Trisha Baga’s engaging installation at the Whitney Museum’s Lobby Gallery, Plymouth Rock 2 (2011), combined video and a number of small floor-scattered objects. These seemed as if they had been ejected from the main visual event, a large wall projection. This video was a nonlinear essay on the history of the Rock and local tourism, with subtexts on immigration and the sea itself. The installation reconfigured and extended an earlier exhibition, “Rock,” which appeared at London’s Vilma Gold Gallery in spring 2012.
Among the objects were a roll of paper towels, foam-core assemblages, a sideways photo of Britney Spears, a plastic water bottle and a boom box, some of them detritus left over from the piece’s construction. Their seemingly random arrangement belied what was in fact a tightly ordered space marked by a careful attention to minute details of assembly. The second video, projected from the floor at the back of the gallery, threw out a spectrum of colored shapes that overlapped the main projection, and fell on the objects and incidental items such as the security camera overhead.
Hanging on the wall where the main video was projected were two small paintings, a flyer for a Chinese restaurant and a small rice paper window shade that became focal points where the two videos occasionally met and played off one another. Light and silhouette, video geometrics and narrative interacted with viewers and objects to blur distinctions between abstraction and representation. Baga demonstrates a clever economy of means, but she also elicits an experience of the uncanny in her particular blend of the ordinary and playful. Seemingly accidental, improvisational occurrences imbued the most common items with a sense of mystery.
Florida-born, Baga has a background in sculpture and performance as well as video. Within several years of receiving her MFA from Bard in 2010, she is becoming known for an immersive process of assemblage, painting and shadow play, and a skillful use of electronic image compositing. However, the narrative loop of Plymouth Rock 2 does not entirely fulfill its potential of coming to terms with the history referenced. American culture is presented as the debris of a routinely unexamined societal consciousness, and the focus on the incidental failed to open a discussion beyond the delicate pathos on display.

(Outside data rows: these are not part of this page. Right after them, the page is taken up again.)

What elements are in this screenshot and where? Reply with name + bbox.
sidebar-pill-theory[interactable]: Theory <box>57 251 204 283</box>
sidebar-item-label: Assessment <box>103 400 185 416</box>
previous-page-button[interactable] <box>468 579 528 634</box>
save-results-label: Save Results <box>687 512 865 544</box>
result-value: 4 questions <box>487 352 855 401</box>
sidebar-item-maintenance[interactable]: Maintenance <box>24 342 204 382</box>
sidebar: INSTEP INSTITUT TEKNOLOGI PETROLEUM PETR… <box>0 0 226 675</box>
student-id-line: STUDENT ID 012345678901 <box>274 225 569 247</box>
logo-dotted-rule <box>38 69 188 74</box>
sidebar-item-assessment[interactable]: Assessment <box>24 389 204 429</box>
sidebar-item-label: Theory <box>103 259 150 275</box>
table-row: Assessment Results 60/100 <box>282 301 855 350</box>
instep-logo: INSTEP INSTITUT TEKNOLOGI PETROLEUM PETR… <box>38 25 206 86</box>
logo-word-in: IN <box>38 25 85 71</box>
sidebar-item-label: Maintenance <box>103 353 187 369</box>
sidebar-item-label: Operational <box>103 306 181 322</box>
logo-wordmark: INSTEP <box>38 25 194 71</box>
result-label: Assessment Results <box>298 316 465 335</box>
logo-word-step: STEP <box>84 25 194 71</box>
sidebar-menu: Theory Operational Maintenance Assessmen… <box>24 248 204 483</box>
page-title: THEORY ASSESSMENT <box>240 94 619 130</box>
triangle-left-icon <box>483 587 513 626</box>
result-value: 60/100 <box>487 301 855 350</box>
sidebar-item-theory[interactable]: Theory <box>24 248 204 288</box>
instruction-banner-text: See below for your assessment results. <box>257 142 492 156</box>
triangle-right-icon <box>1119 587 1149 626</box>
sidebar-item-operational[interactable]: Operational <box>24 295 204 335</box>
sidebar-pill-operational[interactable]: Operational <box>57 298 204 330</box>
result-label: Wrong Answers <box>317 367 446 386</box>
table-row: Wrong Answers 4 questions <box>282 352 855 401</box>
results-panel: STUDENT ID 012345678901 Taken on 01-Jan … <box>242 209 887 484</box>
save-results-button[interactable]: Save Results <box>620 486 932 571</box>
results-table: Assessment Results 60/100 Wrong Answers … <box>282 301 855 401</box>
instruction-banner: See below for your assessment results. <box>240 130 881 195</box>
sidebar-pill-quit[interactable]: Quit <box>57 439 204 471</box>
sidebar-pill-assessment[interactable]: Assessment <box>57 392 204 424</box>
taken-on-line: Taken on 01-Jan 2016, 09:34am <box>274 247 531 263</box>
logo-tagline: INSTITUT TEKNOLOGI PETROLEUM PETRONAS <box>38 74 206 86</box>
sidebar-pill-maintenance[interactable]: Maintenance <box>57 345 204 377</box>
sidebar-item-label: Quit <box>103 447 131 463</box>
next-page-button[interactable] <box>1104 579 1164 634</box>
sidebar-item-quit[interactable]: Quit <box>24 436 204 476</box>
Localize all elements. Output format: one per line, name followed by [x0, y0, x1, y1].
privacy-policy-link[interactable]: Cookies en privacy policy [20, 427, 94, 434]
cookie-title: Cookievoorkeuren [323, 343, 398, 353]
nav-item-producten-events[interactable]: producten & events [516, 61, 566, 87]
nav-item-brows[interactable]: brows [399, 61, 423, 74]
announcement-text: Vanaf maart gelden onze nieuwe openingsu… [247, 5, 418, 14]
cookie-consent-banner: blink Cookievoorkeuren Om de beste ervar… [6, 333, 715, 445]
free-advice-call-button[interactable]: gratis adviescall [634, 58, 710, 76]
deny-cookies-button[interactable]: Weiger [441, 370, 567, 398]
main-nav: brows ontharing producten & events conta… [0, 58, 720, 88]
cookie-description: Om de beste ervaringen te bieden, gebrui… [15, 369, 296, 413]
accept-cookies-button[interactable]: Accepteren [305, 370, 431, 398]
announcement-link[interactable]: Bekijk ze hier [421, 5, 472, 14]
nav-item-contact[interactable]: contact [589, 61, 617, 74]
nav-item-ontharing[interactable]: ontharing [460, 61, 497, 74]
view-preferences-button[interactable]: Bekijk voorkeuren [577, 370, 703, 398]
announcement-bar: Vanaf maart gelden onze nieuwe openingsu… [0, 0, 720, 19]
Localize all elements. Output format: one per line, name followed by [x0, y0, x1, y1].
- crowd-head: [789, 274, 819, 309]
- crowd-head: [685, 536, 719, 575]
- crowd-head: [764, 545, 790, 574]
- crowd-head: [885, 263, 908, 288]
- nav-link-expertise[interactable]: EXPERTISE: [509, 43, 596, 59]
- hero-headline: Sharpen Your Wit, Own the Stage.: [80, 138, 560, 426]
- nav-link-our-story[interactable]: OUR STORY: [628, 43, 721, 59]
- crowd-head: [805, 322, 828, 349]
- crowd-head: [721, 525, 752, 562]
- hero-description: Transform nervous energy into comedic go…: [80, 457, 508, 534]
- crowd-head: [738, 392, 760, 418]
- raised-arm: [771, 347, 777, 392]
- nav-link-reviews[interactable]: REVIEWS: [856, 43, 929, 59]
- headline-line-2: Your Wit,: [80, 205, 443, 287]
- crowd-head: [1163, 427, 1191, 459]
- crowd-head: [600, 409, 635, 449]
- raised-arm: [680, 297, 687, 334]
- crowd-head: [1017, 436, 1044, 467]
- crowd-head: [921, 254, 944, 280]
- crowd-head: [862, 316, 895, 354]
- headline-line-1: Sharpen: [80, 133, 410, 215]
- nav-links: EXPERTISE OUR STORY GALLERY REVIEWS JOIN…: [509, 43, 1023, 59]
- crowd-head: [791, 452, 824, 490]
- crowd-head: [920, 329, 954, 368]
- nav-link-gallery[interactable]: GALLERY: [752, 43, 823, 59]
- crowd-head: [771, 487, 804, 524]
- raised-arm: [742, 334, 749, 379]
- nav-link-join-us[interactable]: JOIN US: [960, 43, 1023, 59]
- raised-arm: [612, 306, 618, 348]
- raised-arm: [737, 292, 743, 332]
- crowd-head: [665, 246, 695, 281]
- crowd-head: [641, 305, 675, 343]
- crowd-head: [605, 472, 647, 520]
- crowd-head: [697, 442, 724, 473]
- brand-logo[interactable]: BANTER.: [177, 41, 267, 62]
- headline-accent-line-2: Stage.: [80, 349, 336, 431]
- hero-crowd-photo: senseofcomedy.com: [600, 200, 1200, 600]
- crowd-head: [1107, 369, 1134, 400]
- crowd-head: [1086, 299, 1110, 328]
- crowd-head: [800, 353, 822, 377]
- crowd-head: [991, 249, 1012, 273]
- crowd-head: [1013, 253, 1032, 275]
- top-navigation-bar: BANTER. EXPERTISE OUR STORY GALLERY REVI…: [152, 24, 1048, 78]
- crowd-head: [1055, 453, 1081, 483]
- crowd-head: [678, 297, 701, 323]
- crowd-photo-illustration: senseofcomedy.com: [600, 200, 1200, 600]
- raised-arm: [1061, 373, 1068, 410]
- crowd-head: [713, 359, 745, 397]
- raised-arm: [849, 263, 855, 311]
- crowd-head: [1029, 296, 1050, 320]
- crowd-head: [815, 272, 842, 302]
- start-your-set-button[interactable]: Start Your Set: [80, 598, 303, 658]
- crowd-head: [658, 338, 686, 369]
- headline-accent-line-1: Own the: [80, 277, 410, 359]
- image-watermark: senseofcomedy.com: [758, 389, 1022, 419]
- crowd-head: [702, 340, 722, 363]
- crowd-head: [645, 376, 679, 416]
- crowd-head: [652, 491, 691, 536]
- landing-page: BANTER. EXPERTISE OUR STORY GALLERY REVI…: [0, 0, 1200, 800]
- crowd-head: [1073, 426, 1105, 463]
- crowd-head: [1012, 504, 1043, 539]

Baga’s concurrent one-person show at Greene Naftali in Chelsea consisted of five works in which she used many of the same installation techniques. It was more ambitious than the Whitney show in scale and scope, but the work felt crowded. In The Story of Painting (2012), BBC art commentator Sister Wendy discusses in voiceover the history of painting while 3D electronic squiggles and color fields float across the artworks inventoried, in a challenge to the history of art as one of masterpieces. Baga’s commentaries on both high and low art are astute, but she can too simply rely on ironic juxtaposition to highlight the gap between the two without offering any particularly new perspectives.
Meanwhile, the modest six-minute, single-channel piece Studio Photos 2012, projected at floor level in the farthest corner of Greene Naftali, offered clues to Baga’s practice. It documents her studio process, showing how random objects influence her methodology, and revealing that synchronicity and unself-conscious invention form the resolute basis of her work.
Photo: View of Trisha Baga’s Bag’s Circle, 2012, video installation with acrylic paintings, foam sculptures and mixed mediums; at Greene Naftali.